There are further good reasons why cooperative research partnerships form a main pillar of FACC’s strategy: when cooperating with customers and partners from industry and science, research findings are not the only result. Through collaborations, FACC also acquires comprehensive know-how, deepens partnerships with customers and suppliers, and establishes contact with potential new members of staff. In the area of basic research, FACC also benefits from public and institutional funding, which additionally boosts the Group’s research budget.

Sustainability in the spotlight

As mentioned previously, FACC’s research strategy has received fresh impetus in recent years: methods, materials and technologies are assessed for their ecological impact in every single research project.

FACC is currently in the process of establishing a system to record sustainability indicators for all of its products. The aim is to track energy and material consumption as well as emissions occurring during the life cycle of a component, not only at FACC, but along the entire value chain up to recycling and processing – from the cradle to the grave, so to speak. The data collected in the course of this life cycle assessment will subsequently be integrated even more closely into the Group’s research activities. After all, it is only by gaining a thorough understanding of the impact of processes and materials on the environment that they can be adapted and further developed in the interests of sustainability and the circular economy.
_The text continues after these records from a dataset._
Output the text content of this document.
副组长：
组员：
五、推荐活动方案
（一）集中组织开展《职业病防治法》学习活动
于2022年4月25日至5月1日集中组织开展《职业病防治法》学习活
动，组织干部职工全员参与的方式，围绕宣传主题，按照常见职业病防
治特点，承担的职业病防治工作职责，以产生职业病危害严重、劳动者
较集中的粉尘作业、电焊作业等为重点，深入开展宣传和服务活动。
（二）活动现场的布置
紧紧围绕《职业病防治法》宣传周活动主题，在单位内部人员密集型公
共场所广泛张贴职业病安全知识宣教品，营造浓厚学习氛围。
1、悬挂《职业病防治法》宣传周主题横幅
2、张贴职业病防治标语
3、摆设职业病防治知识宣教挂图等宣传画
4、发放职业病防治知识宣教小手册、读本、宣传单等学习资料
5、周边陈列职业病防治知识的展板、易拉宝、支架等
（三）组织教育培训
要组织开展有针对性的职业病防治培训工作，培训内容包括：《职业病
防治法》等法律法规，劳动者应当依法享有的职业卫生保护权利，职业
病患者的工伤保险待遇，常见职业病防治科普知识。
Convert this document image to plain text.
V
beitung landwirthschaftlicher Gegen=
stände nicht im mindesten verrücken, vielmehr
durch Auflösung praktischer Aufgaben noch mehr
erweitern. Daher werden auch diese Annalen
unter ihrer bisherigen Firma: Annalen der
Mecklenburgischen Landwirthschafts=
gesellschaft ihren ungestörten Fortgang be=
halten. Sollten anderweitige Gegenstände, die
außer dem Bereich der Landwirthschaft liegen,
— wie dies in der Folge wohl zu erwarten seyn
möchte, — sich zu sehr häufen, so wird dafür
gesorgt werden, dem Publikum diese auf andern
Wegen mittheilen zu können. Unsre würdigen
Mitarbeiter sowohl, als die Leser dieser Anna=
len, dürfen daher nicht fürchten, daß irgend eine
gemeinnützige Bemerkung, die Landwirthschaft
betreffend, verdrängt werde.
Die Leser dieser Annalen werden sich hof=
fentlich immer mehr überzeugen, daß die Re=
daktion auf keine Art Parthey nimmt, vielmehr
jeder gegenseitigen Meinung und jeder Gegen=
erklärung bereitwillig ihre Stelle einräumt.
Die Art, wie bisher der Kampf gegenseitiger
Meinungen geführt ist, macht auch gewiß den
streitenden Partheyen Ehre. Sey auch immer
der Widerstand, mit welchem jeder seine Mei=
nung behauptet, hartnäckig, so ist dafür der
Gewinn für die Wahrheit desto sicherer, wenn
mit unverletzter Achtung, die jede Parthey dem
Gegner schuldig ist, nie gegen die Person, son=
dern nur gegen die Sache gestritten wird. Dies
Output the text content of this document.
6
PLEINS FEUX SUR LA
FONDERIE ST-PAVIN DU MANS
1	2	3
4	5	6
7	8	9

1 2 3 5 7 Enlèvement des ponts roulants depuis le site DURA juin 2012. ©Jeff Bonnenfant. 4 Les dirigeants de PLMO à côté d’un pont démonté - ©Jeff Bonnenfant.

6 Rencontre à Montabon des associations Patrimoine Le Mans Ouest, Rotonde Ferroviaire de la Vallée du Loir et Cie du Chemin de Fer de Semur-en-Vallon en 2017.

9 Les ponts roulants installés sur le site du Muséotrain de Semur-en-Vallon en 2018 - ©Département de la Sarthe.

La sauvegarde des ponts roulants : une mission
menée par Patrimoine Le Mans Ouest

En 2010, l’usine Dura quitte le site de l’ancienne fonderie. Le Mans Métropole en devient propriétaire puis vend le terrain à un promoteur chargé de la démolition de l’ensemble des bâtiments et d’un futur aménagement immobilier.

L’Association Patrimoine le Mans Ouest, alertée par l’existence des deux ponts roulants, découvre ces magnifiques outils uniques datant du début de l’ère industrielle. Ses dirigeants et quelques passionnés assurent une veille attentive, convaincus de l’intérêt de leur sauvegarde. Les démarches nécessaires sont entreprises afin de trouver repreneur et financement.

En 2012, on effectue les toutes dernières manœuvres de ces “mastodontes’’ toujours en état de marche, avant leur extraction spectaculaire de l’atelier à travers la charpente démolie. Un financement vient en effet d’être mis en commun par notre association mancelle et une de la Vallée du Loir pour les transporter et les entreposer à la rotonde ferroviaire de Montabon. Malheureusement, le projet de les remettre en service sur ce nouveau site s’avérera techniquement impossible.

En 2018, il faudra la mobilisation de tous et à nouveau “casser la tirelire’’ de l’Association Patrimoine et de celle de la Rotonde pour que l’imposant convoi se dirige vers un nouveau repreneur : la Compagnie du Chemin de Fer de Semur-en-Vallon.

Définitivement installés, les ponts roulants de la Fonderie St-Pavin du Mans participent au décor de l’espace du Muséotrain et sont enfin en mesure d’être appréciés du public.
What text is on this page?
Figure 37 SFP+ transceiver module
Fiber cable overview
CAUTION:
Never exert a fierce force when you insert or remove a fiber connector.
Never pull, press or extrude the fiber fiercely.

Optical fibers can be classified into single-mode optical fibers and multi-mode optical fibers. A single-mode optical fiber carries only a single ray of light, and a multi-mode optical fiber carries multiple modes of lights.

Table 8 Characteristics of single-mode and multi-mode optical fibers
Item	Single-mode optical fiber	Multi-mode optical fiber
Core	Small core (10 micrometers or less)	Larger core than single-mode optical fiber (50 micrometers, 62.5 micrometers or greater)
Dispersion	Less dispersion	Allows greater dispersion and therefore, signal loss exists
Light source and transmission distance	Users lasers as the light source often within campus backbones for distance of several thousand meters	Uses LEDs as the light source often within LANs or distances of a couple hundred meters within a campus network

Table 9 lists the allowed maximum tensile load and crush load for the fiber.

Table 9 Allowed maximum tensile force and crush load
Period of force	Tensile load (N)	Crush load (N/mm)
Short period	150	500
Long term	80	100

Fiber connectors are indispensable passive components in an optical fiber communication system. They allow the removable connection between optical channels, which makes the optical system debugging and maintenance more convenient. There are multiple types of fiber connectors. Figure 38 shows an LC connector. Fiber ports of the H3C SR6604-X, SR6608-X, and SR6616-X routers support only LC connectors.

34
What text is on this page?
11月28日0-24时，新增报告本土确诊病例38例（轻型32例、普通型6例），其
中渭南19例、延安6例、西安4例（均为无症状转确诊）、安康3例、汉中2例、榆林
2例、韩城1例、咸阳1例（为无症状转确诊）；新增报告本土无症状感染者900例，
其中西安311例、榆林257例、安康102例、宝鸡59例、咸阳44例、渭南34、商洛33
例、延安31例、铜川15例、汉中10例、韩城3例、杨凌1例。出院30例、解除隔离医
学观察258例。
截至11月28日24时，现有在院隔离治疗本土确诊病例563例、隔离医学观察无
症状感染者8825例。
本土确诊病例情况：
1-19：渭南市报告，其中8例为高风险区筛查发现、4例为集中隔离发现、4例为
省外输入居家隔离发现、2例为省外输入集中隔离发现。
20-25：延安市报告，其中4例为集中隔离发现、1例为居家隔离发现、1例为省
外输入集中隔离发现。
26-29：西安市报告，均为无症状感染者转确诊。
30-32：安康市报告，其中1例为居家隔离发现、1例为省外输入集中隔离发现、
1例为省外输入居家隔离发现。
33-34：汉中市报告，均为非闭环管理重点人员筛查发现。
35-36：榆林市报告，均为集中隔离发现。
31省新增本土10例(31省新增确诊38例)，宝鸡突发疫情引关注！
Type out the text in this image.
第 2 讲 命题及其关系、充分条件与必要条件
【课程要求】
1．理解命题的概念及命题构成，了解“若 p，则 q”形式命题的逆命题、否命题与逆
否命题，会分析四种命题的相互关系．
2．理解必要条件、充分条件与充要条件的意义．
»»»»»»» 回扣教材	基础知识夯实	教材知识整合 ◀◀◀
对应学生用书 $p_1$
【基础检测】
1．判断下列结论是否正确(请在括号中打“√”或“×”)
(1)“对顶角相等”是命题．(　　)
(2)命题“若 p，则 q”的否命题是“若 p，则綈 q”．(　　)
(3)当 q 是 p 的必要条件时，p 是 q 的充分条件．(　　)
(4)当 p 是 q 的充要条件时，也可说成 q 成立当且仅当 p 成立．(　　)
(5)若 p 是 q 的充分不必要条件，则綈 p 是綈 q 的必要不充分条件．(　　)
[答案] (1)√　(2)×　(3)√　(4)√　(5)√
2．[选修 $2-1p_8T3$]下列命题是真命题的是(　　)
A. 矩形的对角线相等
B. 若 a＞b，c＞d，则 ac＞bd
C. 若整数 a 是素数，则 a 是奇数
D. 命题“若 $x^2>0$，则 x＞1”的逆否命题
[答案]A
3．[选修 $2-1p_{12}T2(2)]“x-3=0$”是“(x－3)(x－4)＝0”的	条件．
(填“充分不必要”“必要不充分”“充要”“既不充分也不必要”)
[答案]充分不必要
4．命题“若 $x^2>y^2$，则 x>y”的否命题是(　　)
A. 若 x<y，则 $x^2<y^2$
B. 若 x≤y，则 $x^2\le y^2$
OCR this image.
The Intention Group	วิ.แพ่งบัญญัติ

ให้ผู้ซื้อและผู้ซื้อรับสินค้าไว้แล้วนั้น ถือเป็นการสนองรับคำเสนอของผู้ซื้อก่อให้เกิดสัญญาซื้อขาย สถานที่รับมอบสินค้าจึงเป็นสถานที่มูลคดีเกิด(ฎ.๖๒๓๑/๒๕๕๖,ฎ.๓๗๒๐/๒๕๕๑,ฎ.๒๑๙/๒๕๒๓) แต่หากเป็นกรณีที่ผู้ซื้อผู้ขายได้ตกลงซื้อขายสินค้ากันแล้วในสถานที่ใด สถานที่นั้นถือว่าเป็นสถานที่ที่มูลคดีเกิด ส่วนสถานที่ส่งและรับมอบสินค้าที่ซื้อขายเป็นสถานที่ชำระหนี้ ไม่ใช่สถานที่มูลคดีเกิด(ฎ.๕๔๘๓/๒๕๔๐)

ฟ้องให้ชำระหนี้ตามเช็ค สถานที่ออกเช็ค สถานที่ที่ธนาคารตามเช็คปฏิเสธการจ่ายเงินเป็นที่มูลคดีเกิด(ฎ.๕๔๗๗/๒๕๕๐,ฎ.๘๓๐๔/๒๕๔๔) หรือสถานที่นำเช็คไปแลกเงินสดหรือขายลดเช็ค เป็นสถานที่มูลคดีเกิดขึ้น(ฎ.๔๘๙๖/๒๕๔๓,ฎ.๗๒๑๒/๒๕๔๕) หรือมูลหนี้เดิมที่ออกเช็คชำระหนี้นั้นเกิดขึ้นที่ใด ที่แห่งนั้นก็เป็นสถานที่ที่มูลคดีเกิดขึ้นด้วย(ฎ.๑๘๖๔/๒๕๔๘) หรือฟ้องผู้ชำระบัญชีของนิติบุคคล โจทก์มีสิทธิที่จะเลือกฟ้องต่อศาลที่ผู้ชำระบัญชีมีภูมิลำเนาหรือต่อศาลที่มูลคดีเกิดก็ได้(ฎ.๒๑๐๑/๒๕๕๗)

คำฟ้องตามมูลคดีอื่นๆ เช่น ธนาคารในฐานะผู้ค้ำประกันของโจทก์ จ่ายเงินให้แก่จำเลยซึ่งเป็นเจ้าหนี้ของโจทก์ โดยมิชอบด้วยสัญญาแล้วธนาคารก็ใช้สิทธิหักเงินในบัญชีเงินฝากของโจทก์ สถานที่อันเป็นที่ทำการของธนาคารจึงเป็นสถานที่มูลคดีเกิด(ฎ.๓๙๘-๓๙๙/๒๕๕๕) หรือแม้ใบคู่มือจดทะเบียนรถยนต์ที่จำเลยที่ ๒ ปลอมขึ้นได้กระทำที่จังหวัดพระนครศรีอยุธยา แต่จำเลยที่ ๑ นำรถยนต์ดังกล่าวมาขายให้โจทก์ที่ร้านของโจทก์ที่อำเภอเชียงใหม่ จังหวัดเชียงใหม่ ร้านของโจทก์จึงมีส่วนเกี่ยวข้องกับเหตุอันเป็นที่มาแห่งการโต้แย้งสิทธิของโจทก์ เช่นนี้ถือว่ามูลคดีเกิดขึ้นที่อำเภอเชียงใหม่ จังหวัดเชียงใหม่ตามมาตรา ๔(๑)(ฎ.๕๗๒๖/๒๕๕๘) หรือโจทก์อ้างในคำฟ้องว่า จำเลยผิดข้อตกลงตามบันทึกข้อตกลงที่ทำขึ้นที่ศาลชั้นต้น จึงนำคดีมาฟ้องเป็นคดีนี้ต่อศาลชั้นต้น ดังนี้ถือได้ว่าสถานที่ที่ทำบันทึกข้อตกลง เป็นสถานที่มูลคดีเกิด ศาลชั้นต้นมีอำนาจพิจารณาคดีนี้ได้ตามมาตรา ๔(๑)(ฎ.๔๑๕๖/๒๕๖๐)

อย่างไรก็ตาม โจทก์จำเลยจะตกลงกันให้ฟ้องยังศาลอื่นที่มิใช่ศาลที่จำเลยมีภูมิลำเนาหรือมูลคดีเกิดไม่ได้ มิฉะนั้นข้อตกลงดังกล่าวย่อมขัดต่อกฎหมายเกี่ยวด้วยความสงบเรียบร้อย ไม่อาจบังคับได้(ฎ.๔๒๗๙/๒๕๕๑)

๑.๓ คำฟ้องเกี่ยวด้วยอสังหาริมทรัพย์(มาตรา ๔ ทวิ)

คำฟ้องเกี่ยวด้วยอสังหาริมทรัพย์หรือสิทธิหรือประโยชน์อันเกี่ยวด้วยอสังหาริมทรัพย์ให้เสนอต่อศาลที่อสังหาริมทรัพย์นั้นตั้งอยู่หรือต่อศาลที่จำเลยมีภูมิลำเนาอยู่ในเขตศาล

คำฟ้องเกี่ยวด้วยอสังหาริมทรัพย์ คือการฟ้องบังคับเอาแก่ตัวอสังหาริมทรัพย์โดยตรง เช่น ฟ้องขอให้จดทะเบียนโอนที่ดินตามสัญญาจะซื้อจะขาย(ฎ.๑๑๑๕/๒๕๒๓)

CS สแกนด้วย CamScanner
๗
Lightweight construction for environmentally friendly flights

One fundamental premise of FACC’s sustainability strategy remains unchanged: as a cross-sectional technology, lightweight construction is, and remains, the most effective lever for making air travel even greener in the future. After all, the production of an aircraft including all its components only accounts for a small fraction of its carbon footprint. The largest part is attributable to flight operations. Here, the solution is to minimize weight through an efficient use of materials while simultaneously fulfilling all customer and safety requirements.

Ecological solutions for Interiors

The research focus of FACC has recently shifted to the Group’s Interiors division, which deals with the development and production of aircraft cabins. Here, manufacturers worldwide are currently pursuing one trend in particular: a resin system based on a residual material obtained from the processing of sugar cane. As one of the key players in this field, FACC introduced its new aircraft cabin concept based on this renewable material at the AIX aviation fair in Hamburg in June 2022. This was preceded by extensive research and development activities in the field of manufacturing processes. With this new cabin concept, FACC has developed a product that perfectly meets the universal demand for greener air travel.

Award-winning research

The scientific community has also honored FACC’s intensive research efforts, thus validating the Group’s consistent innovation strategy: The research team received the highly coveted 2022 Research Award of the Christian Doppler Society for developing a non-destructive component testing procedure in cooperation with the University of Applied Sciences in Wels and other partners. The innovative quality assurance process helps FACC achieve significant cost and competitive advantages in component testing. The prestigious award of the Christian Doppler Society is further acknowledgement of the Group’s research activities.

Ongoing research and technology development projects at FACC

Currently, FACC is involved in more than 20 different research projects exploring ways to make flying more environmentally friendly, safer, more economical and more comfortable in the future. These range from experiments in material processing and the optimization of manufacturing processes to the development of specific aircraft components using new materials and processes.